Dynamiques territoriales

Littoral breton

La Bretagne est la région la moins inégalitaire de France avec les Pays de la Loire

Les revenus les plus élevés sont concentrés en périphérie des grandes villes bretonnes tandis que les inégalités sont plus marquées dans les villes-centres du fait de la mixité sociale.

La Bretagne est la seule région française où le poids démographique des métropoles (Rennes et Brest) n’est pas majoritaire dans l’armature urbaine, qui s’articule autour des deux métropoles et d’un réseau dense de villes moyennes, situées sur littoral (Lorient, Saint-Brieuc, Quimper, Vannes, Saint-Malo, Lannion, par ordre décroissant de population).

→ 28,5% de la population réside dans un espace à dominante rurale (10 points de plus que la moyenne nationale).

→ 10 agglomérations de plus de 50 000 habitants.

Au centre de la région, un vaste espace à dominante rurale occupe le territoire, sans villes importantes.
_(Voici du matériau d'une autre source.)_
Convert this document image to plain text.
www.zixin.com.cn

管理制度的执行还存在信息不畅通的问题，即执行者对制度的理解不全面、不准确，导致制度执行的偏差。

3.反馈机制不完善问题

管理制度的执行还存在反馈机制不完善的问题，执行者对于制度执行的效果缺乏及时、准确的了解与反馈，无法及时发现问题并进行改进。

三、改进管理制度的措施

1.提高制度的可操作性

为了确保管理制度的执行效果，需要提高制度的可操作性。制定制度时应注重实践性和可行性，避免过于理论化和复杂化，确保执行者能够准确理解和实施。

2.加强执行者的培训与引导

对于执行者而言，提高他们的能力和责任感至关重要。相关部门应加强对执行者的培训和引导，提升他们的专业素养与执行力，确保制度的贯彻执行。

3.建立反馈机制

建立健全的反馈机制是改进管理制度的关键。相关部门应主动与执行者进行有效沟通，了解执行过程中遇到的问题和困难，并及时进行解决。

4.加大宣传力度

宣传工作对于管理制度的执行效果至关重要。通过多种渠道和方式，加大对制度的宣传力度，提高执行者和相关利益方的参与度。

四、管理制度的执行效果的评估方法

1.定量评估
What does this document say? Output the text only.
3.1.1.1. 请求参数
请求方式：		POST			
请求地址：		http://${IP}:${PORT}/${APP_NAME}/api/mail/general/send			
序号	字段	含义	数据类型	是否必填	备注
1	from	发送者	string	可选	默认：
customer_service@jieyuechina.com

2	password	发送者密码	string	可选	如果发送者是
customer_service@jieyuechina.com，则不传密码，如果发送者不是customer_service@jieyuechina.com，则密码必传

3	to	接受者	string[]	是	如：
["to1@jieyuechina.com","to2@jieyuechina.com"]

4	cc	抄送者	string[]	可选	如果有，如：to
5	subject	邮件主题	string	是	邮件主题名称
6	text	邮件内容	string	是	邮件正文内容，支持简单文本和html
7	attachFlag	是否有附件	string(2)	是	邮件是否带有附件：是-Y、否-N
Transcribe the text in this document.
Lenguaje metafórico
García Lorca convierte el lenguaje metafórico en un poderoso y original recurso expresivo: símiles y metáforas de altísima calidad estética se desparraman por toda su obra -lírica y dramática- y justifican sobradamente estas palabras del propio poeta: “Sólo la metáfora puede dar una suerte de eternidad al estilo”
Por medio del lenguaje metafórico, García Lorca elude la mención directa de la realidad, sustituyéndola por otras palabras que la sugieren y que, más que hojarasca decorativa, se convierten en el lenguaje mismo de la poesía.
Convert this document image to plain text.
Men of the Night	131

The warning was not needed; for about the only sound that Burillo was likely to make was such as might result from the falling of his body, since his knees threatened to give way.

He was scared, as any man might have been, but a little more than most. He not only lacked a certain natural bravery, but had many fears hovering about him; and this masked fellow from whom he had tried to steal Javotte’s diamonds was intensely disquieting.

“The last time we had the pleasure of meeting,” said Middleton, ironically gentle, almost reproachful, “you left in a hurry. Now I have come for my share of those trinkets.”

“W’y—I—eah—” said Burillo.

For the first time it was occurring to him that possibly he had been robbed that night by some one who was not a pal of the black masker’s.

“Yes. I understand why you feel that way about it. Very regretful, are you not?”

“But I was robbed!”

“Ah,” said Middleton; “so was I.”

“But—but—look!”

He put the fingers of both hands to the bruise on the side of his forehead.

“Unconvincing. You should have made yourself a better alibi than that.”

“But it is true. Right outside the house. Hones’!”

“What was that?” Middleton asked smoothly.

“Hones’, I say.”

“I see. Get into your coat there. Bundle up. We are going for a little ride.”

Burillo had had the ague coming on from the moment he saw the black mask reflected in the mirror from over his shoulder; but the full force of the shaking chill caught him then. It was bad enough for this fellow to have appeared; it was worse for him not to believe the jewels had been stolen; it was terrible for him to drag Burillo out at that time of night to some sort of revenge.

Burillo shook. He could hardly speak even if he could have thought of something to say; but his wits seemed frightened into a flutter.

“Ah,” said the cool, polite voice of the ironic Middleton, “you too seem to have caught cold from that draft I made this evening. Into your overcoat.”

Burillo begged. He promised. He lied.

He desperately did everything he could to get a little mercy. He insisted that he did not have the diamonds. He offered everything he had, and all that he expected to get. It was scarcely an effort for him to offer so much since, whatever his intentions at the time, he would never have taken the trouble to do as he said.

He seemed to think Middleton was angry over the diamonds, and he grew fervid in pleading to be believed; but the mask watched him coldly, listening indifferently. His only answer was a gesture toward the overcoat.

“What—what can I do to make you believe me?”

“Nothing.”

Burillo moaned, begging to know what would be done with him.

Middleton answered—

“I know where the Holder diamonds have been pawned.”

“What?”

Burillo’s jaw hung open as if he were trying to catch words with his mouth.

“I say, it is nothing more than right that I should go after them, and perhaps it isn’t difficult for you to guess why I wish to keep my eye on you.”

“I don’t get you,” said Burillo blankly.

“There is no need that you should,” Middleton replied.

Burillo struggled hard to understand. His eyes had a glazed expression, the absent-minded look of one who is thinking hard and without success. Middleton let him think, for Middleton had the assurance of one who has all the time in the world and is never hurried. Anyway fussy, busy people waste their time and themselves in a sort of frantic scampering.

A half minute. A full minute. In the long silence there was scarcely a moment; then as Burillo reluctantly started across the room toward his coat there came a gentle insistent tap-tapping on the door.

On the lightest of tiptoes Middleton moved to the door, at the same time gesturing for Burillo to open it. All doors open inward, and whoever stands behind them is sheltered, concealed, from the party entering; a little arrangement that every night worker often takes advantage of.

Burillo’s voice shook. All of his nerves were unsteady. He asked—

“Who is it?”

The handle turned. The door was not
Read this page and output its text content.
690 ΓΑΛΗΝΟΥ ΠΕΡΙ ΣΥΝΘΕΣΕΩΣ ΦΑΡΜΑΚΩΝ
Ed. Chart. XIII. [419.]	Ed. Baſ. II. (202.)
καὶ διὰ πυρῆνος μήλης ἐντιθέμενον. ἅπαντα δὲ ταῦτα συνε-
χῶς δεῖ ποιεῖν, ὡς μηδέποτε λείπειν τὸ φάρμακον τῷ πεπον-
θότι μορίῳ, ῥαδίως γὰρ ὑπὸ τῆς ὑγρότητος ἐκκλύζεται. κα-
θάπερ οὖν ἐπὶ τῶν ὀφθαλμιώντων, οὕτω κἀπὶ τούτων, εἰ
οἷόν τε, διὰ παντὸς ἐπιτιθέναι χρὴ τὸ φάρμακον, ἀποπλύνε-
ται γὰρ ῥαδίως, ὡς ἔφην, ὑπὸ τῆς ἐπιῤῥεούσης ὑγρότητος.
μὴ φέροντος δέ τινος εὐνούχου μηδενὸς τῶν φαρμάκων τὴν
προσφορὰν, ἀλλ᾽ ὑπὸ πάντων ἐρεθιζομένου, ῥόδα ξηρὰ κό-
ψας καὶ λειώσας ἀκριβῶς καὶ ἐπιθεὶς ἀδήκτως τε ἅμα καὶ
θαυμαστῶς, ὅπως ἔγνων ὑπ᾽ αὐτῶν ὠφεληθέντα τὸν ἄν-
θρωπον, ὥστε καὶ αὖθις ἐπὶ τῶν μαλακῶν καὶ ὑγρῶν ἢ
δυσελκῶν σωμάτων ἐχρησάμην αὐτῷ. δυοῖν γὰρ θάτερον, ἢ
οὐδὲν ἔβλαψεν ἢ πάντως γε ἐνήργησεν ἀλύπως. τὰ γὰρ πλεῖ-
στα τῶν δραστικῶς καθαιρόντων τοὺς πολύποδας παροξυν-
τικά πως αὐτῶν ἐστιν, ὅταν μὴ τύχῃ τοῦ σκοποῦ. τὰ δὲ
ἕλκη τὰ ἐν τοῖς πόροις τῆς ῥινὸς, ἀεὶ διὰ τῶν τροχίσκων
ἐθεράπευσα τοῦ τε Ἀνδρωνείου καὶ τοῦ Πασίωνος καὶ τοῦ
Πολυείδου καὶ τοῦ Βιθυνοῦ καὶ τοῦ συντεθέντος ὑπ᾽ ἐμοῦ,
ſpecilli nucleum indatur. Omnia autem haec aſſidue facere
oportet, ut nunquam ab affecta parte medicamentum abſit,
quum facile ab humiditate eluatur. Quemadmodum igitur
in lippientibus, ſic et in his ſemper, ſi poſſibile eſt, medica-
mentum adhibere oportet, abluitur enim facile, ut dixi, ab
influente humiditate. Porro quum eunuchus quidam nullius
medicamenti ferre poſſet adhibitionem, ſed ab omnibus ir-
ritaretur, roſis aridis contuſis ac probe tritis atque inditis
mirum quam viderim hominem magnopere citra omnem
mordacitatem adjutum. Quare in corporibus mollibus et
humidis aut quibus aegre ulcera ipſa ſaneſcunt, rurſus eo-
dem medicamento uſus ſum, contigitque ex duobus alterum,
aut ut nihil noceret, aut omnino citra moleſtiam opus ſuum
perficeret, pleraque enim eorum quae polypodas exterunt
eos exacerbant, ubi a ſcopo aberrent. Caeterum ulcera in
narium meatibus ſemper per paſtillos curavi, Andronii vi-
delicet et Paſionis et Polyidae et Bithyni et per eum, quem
Bien que toujours marqué par la ruralité, l’espace intérieur breton (Argoat) n’est cependant pas désertifié, tant grâce à l’économie agricole et agroalimentaire qu’à la proximité géographique et à l’influence des villes du littoral, permettant de bénéficier des services urbains de commerce, de loisirs ou de santé.

Les dynamiques démographiques actuelles renforcent les contrastes entre les bassins de vie. Les territoires du littoral sud et ceux en proximité de la métropole rennaise ont connu depuis vingt les taux d’accroissement les plus importants de population, alors que les baisses de population s’observaient dans l’intérieur de la région. La période la plus récente souligne un net regain d’attractivité des espaces ruraux et des petites aires urbaines et une décélération du rythme de croissance de l’aire urbaine brestoise.

L’analyse des mouvements d’entreprises dessine un axe privilégié d’échanges économiques entre Saint-Malo, Rennes et Nantes. La métropolisation de l’ouest breton se traduit quant à elle par le renforcement de coopérations entre Brest, Lorient, Quimper, Morlaix et Lannion.